Added James: “Our immigrant communities trusted MoneyGram to send their hard-earned money back home to loved ones but MoneyGram let them down," she said in the release. "Consumers deserve to know where their money went.”
In 2010, Congress passed legislation that led the CFPB in 2013 to issue the Remittance Rule, which makes remittance transfers more transparent and less risky. The rule requires MoneyGram and other providers to disclose pricing information about each transfer that goes through their network. Consumers also are provided remedies when transfers fail to reach their intended destination.
“The Remittance Rule took effect in October 2013,” the lawsuit said. Even before that date, MoneyGram knew that it would have to comply with the Rule and that doing so would require changes in its operations. Yet, for years, MoneyGram has violated the Rule.”
The suit accuses MoneyGram of repeatedly giving senders inaccurate information about when their transfers would be available to recipients abroad. When consumers complained of remittance-transfer errors, MoneyGram repeatedly failed to provide the information required under the rule, the lawsuit said.
The company paid $18 million in 2009 to settle fraud charges brought by the Federal Trade Commission and agreed to make operational changes, but the lawsuit said it failed to do so. Nine years later, MoneyGram shelled out $125 million in 2018 for violating the FTC settlement.
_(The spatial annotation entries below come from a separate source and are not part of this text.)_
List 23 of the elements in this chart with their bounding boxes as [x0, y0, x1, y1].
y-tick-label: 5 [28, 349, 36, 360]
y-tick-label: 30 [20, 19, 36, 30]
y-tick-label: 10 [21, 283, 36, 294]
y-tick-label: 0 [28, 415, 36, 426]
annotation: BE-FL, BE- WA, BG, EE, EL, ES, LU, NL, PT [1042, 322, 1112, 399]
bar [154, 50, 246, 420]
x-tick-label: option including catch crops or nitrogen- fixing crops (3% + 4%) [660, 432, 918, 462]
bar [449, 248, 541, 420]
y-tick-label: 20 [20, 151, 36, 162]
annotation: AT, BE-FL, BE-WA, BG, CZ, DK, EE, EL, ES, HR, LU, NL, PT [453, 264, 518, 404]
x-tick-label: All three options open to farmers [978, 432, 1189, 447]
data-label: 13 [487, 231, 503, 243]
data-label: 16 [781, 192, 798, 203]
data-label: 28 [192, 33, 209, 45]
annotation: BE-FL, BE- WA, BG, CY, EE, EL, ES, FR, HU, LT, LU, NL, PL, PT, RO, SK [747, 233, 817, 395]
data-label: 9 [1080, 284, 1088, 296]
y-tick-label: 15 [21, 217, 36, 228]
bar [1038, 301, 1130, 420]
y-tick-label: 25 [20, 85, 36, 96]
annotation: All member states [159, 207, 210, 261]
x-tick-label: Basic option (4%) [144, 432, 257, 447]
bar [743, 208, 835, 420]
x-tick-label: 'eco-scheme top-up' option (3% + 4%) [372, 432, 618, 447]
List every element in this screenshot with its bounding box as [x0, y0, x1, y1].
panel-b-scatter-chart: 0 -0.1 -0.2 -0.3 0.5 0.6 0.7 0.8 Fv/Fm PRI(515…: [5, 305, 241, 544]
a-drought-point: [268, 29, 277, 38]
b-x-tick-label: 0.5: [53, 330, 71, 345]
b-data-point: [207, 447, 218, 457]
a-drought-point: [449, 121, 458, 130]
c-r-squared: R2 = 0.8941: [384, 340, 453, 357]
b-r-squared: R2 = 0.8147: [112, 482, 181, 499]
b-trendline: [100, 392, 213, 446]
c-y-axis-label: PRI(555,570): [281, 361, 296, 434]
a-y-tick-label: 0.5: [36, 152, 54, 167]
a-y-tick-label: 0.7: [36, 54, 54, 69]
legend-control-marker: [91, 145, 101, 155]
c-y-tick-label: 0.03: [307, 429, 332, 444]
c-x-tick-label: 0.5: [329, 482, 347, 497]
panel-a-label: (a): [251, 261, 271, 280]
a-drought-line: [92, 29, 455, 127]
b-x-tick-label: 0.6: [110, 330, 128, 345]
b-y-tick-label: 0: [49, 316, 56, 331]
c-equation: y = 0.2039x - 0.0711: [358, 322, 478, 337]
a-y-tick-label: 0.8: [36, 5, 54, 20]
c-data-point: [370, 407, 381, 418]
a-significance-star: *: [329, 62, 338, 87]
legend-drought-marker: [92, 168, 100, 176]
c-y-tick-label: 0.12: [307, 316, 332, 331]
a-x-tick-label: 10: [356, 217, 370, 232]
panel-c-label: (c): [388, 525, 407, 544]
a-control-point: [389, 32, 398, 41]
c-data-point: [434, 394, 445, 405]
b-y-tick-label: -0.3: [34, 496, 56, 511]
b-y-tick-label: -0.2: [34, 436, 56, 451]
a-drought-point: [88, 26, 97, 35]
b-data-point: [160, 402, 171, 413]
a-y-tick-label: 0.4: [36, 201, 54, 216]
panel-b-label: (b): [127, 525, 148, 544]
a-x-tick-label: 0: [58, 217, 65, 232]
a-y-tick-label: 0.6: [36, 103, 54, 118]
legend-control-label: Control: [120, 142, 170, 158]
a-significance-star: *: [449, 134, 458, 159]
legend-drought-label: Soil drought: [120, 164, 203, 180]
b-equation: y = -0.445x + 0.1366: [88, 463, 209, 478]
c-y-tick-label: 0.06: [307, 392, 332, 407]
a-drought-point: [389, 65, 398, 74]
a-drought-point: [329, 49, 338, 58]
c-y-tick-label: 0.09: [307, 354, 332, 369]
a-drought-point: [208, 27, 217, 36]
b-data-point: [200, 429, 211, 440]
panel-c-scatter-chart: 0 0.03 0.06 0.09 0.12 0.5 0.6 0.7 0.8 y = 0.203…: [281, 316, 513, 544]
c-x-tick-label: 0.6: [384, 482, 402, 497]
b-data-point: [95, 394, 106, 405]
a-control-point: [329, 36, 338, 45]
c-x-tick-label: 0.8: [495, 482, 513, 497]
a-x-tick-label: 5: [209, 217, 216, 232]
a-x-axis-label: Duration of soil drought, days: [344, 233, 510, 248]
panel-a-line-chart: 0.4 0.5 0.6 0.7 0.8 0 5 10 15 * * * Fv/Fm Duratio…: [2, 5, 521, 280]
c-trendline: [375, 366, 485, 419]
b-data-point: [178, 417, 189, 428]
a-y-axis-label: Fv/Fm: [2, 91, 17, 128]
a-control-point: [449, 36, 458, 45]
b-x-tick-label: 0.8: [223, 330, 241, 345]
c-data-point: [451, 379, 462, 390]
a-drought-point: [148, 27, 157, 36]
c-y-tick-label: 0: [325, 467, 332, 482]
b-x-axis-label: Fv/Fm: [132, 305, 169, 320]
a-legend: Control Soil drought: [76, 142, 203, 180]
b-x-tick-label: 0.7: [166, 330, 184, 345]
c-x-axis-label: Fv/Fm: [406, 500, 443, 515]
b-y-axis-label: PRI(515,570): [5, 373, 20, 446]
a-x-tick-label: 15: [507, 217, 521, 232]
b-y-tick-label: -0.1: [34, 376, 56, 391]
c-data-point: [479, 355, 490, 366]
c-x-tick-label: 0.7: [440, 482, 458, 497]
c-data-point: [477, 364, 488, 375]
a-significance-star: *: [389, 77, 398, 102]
The release said MoneyGram also violated a 2012 agreement with the Justice Department under which the company forfeited $100 million as part of a deferred prosecution agreement and admitted it aided wire fraud and failed to maintain effective anti-money laundering safeguards.
MoneyGram and the CFPB had held settlement talks to resolve the matter and the company set aside $7.5 million to cover the expected costs, the New York Times noted, citing a regulatory filing.
Dallas-based MoneyGram, for its part, denied any wrongdoing and denounced the lawsuit in a statement as “frivolous.” It also accused the CFPB of trying to strong-arm it into an unfair legal settlement.
“We have spent considerable time attempting to educate the CFPB about the Company’s robust and effective compliance efforts and the weakness of its case, including the complete absence of any consumer harm,” MoneyGram said in a press release. "Unfortunately, (the CFPB) chose to make increasingly unjustifiable and unprecedented demands upon the company,” the company added.
Earlier this year, Chicago-based private equity firm Madison Dearborn agreed to pay $1.8 billion to acquire MoneyGram, after years of the company being on and off the sales block. It isn’t clear if the company’s latest legal woes will jeopardize the transaction. Madison Dearborn didn't respond to an email or phone call seeking comment.
"The Company is fully prepared to vigorously defend itself and expose the meritless nature of today’s complaint in court," Moneygram said in its statement
New fintech competitors, such as Wise, Paysend and Remitly, among others, are undercutting historical fees and profits in the remittance industry.
Correction: The story has been updated to say that the CFPB issued the Remittance Rule in 2013, after legislation allowing for it was passed by Congress in 2010.